Obesity and type 2 diabetes are closely related diseases associated with excessive weight and fat mass, and their prevalence is increasing in the populations consuming western diets. Our goal is to define the neural mechanisms that regulate food intake, body weight, and energy homeostasis.
Food seeking and eating are motivated behaviors that olfactory cues can trigger. Accordingly, a primary focus of our research is to understand the central processing of olfactory information. Significant progress has been made in understanding general mechanisms and principles of olfactory information processing at all levels of analysis - from the molecular and cellular to the circuit, system, and behavioral level. To a large extent, this progress was possible by taking advantage of comparative studies with various vertebrate and invertebrate experimental systems. Overall, these studies showed very similar blueprints of olfactory systems, not only between arthropods but also between arthropods and vertebrates. One experimental system that has served very successfully as a model to understand principles of central olfactory information processing is the insect antennal lobe.
The processing of olfactory signals in the central nervous system occurs through highly interconnected neural networks. In insects, the initial synaptic processing of olfactory input from antennae occurs in the antennal lobe, the functional equivalent of the vertebrate olfactory bulb. Key components of the olfactory network in the antennal lobe are two main types of neurons: local interneurons and projection neurons (output neurons). Both neuron types have different physiological tasks during odor processing, requiring specialized functional phenotypes.
Our group focuses on the complex synaptic connectivity between these central olfactory neurons since it ultimately determines the spatial and temporal tuning profile of (output) projection neurons to odors. We use paired whole-cell patch-clamp recordings to characterize synaptic interactions between cholinergic uniglomerular projection neurons (uPNs) and GABAergic local interneurons (LNs), both of which are key components of the insect olfactory system. We found rapid, strong excitatory synaptic connections between uPNs and LNs. The nicotinic acetylcholine receptor blocker mecamylamine blocked this rapid excitatory transmission. IPSPs, elicited by synaptic input from a presynaptic LN, were recorded in both uPNs and LNs. IPSPs were composed of both slow, sustained components and fast, transient components which were coincident with presynaptic action potentials. The fast IPSPs were blocked by the GABAA receptor chloride channel blocker picrotoxin, whereas the slow sustained IPSPs were blocked by the GABAB receptor blocker CGP-54626. This is the first study to directly show the predicted dual fast- and slow-inhibitory action of LNs, which was predicted to be key in shaping complex odor responses in the antennal lobe. We also provide the first direct characterization of rapid postsynaptic potentials coincident with presynaptic spikes between olfactory processing neurons in the antennal lobe.

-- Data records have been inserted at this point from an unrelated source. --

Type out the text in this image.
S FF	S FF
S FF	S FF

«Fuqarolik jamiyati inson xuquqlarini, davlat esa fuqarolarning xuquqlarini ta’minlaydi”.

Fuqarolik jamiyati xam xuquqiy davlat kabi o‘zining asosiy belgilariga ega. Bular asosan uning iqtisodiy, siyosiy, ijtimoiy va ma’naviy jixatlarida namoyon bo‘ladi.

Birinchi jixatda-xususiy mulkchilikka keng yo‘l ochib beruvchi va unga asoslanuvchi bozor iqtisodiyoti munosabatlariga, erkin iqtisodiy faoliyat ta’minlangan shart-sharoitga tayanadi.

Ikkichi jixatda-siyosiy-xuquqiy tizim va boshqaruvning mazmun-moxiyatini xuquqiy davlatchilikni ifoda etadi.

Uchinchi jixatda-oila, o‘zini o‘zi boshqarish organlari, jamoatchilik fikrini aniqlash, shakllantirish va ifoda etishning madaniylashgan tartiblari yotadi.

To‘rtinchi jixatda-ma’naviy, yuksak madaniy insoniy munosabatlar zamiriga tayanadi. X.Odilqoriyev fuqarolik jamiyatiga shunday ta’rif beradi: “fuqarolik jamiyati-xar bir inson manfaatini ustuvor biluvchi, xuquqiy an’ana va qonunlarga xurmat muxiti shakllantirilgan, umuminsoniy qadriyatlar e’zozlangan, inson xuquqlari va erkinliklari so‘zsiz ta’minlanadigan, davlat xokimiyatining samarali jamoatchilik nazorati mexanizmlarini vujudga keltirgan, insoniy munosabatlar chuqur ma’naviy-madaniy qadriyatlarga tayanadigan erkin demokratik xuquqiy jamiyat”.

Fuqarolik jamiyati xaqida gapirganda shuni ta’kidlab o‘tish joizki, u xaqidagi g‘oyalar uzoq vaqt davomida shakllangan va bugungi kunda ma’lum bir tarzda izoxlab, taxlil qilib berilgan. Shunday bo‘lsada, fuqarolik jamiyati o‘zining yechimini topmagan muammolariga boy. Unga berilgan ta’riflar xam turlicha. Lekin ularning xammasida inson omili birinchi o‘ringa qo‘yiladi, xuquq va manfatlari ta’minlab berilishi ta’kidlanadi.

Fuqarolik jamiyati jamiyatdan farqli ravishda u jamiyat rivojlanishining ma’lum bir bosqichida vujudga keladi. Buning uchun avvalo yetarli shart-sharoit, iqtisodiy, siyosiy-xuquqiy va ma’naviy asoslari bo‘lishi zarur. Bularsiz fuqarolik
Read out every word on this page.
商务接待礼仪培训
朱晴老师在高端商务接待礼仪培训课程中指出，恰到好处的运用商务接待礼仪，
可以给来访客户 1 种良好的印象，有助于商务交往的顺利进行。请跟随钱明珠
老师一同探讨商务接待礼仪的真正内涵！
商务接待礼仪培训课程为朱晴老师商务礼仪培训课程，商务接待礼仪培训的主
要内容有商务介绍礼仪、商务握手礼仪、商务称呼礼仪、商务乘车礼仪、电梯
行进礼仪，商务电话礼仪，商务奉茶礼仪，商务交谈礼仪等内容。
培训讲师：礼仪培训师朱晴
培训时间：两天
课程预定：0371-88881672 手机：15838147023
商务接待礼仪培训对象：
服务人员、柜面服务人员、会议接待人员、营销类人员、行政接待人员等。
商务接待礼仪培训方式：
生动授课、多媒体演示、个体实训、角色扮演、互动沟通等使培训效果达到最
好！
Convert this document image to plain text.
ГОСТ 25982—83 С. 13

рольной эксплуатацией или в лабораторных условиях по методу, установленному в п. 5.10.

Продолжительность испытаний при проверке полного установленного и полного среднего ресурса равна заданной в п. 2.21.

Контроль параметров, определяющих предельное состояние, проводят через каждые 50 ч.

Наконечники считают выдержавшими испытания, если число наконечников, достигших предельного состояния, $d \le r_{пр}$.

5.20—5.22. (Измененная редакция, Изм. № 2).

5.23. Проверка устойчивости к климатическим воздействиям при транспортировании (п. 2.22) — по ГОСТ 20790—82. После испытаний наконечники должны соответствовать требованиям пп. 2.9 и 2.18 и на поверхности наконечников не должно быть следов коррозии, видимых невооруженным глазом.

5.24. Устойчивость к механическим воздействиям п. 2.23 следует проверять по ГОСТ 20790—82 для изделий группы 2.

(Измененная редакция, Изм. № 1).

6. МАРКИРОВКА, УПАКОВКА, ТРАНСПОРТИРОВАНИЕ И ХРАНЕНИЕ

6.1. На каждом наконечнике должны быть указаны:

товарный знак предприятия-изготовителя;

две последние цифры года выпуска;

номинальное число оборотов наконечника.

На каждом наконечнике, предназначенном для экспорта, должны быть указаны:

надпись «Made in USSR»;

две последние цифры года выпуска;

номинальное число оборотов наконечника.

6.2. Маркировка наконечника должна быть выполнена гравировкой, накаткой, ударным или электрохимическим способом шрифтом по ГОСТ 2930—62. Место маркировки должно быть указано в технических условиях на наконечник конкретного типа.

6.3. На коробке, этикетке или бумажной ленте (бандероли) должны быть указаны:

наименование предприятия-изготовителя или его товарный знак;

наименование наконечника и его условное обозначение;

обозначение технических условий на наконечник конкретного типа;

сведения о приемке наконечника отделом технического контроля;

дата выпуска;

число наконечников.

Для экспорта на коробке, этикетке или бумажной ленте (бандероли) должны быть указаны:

Overall, our studies aim to provide a detailed functional understanding of the synaptic connections between inhibitory GABAergic type I LNs and excitatory cholinergic uPNs and pairs of type I LNs. We consider this experimental study to be an important contribution to a better understanding of olfactory information processing, as it verifies crucial hypotheses about synaptic transmission between antennal lobe neurons that form the basis of current computational models for olfactory information processing.